Светлый фон

— Тогда без сильного псаха на выходе имеем ледышку без признаком жизни, — гость трагически углубил складку на лбу. — Увы... Надейся на травников и псарей. Если заодно тебе интересно, как далеко может выбросить противоток плывущего снизу, я скажу лишь одно: человек войдет в Нитль в пределах земель того же замка, где заложена основная складка, причина противотока. Я ответил?

— Ты один на западе умеешь не таить ответы, — улыбнулась Тэра.

— Неужели лютые зимы вернутся?

— Я не готова вслух произнести ни единого звука, — строго и нехотя выговорила Тэра. — Очень тонкая материя. Очень. Один надрыв — и не собрать ничего уже... никому.

Гость кивнул и улыбнулся маленькой Милене. Попросил прогуляться с ним и показать ближний лес. Пожалуй, он желал передать хоть малую толику своего дара, искрене радуясь общению. Он отдыхал душой и долго гостил в Файене, он привез с собой двух даровитых подростков и довольно взрослого уже анга, убедил Тэру взять их в обучение.

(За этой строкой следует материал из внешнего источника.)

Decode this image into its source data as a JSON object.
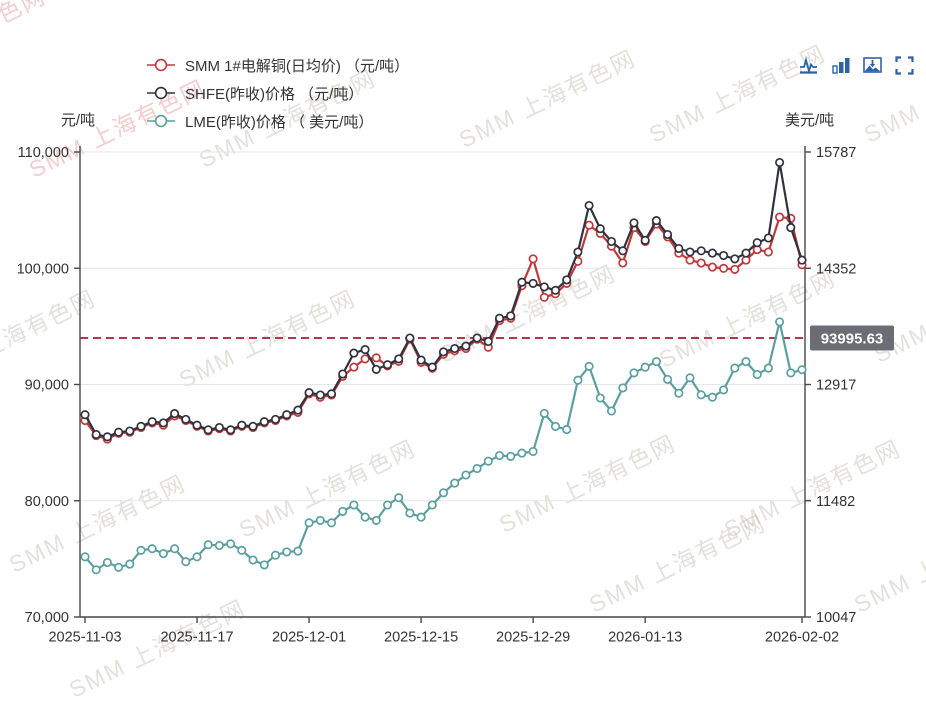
{
  "watermark": {
    "text": "SMM 上海有色网",
    "text_short": "有色网"
  },
  "toolbox": {
    "icons": [
      {
        "name": "line-chart-icon"
      },
      {
        "name": "bar-chart-icon"
      },
      {
        "name": "save-image-icon"
      },
      {
        "name": "fullscreen-icon"
      }
    ],
    "color": "#2d62a7"
  },
  "chart_data": {
    "type": "line",
    "legend": [
      {
        "label": "SMM 1#电解铜(日均价) （元/吨）",
        "color": "#c0393b"
      },
      {
        "label": "SHFE(昨收)价格 （元/吨）",
        "color": "#32323e"
      },
      {
        "label": "LME(昨收)价格 （ 美元/吨）",
        "color": "#5b9f9f"
      }
    ],
    "left_axis": {
      "name": "元/吨",
      "min": 70000,
      "max": 110000,
      "tick_labels": [
        "110,000",
        "100,000",
        "90,000",
        "80,000",
        "70,000"
      ]
    },
    "right_axis": {
      "name": "美元/吨",
      "min": 10047,
      "max": 15787,
      "tick_labels": [
        "15787",
        "14352",
        "12917",
        "11482",
        "10047"
      ]
    },
    "x": [
      "2025-11-03",
      "2025-11-04",
      "2025-11-05",
      "2025-11-06",
      "2025-11-07",
      "2025-11-10",
      "2025-11-11",
      "2025-11-12",
      "2025-11-13",
      "2025-11-14",
      "2025-11-17",
      "2025-11-18",
      "2025-11-19",
      "2025-11-20",
      "2025-11-21",
      "2025-11-24",
      "2025-11-25",
      "2025-11-26",
      "2025-11-27",
      "2025-11-28",
      "2025-12-01",
      "2025-12-02",
      "2025-12-03",
      "2025-12-04",
      "2025-12-05",
      "2025-12-08",
      "2025-12-09",
      "2025-12-10",
      "2025-12-11",
      "2025-12-12",
      "2025-12-15",
      "2025-12-16",
      "2025-12-17",
      "2025-12-18",
      "2025-12-19",
      "2025-12-22",
      "2025-12-23",
      "2025-12-24",
      "2025-12-25",
      "2025-12-26",
      "2025-12-29",
      "2025-12-30",
      "2025-12-31",
      "2026-01-02",
      "2026-01-05",
      "2026-01-06",
      "2026-01-07",
      "2026-01-08",
      "2026-01-09",
      "2026-01-12",
      "2026-01-13",
      "2026-01-14",
      "2026-01-15",
      "2026-01-16",
      "2026-01-19",
      "2026-01-20",
      "2026-01-21",
      "2026-01-22",
      "2026-01-23",
      "2026-01-26",
      "2026-01-27",
      "2026-01-28",
      "2026-01-29",
      "2026-01-30",
      "2026-02-02"
    ],
    "x_tick_labels": [
      "2025-11-03",
      "2025-11-17",
      "2025-12-01",
      "2025-12-15",
      "2025-12-29",
      "2026-01-13",
      "2026-02-02"
    ],
    "x_tick_indices": [
      0,
      10,
      20,
      30,
      40,
      50,
      64
    ],
    "series": [
      {
        "name": "SMM 1#电解铜(日均价)",
        "unit": "元/吨",
        "axis": "left",
        "color": "#c0393b",
        "values": [
          86900,
          85600,
          85300,
          85800,
          85900,
          86300,
          86700,
          86500,
          87300,
          86900,
          86400,
          86000,
          86200,
          86000,
          86400,
          86300,
          86700,
          86900,
          87300,
          87600,
          89200,
          88900,
          89100,
          90700,
          91500,
          92200,
          92300,
          91600,
          92000,
          93900,
          91900,
          91400,
          92600,
          92900,
          93100,
          93900,
          93200,
          95500,
          95700,
          98500,
          100800,
          97500,
          97800,
          98700,
          100600,
          103700,
          103000,
          101900,
          100450,
          103500,
          102300,
          103800,
          102700,
          101300,
          100700,
          100450,
          100100,
          100000,
          99900,
          100700,
          101600,
          101400,
          104400,
          104300,
          100300
        ]
      },
      {
        "name": "SHFE(昨收)价格",
        "unit": "元/吨",
        "axis": "left",
        "color": "#32323e",
        "values": [
          87400,
          85700,
          85500,
          85900,
          86000,
          86400,
          86800,
          86700,
          87500,
          87000,
          86500,
          86100,
          86300,
          86100,
          86500,
          86400,
          86800,
          87000,
          87400,
          87800,
          89300,
          89100,
          89200,
          90900,
          92700,
          93000,
          91300,
          91700,
          92200,
          94000,
          92100,
          91500,
          92800,
          93100,
          93300,
          94000,
          93700,
          95700,
          95900,
          98800,
          98700,
          98400,
          98100,
          99000,
          101400,
          105400,
          103400,
          102300,
          101500,
          103900,
          102400,
          104100,
          102900,
          101700,
          101400,
          101500,
          101300,
          101100,
          100800,
          101300,
          102200,
          102600,
          109100,
          103500,
          100700
        ]
      },
      {
        "name": "LME(昨收)价格",
        "unit": "美元/吨",
        "axis": "right",
        "color": "#5b9f9f",
        "values": [
          10790,
          10630,
          10720,
          10660,
          10700,
          10870,
          10890,
          10830,
          10890,
          10730,
          10790,
          10940,
          10930,
          10950,
          10870,
          10750,
          10690,
          10810,
          10850,
          10860,
          11210,
          11240,
          11210,
          11350,
          11430,
          11280,
          11240,
          11430,
          11520,
          11330,
          11280,
          11430,
          11580,
          11700,
          11800,
          11880,
          11970,
          12040,
          12030,
          12070,
          12090,
          12560,
          12400,
          12360,
          12970,
          13140,
          12750,
          12590,
          12875,
          13060,
          13130,
          13200,
          12980,
          12810,
          13000,
          12790,
          12760,
          12850,
          13120,
          13200,
          13040,
          13120,
          13690,
          13060,
          13100
        ]
      }
    ],
    "markline": {
      "value": 93995.63,
      "label": "93995.63",
      "axis": "left",
      "line_color": "#b9344b",
      "label_bg": "#6a6d73",
      "label_text_color": "#ffffff"
    },
    "grid": true,
    "legend_position": "top-left"
  }
}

Отбыл домой западный дайм под осень. Милена провожала его, стоя на стене, улыбалась и думала: вот уж лучший был гость из всех, и хорошо бы вернулся поскорее, как обещал... Две зимы спустя замок у основания западного луча перестал существовать. Никто так и не понял, отчего вальзы запада не успели позвать на помощь, а анги не отстояли высоких и надежных стен. Летом на горелой пустоши стал расти новый замок, заполняя собою брешь в плетении силы запада. Тот самый замок, где любимым учеником нового дайма стал Йонгар...

От мысли о чудовищной неполноценности замены холод ударил еще больнее. Зато Милена очнулась — взрослая, нынешняя, которая упрямо гребла домой, в Нитль, и никак не могла вынырнуть из цепкой хватки противотока, из этой ледяной воронки в теле студеного, не годного для жизни, междумирья.

И все же она добралась.

Так холодно, что сами мысли смерзлись. Отрывать щеку от стужи — больно. Просыпаться невыносимо тяжело. Покой зимы под шубой снега сладок, непокой жизни ужасен, полон мук и не сулит впереди надежного, доброго, постоянного. На пальцах кровь: видимо, щека поцарапана.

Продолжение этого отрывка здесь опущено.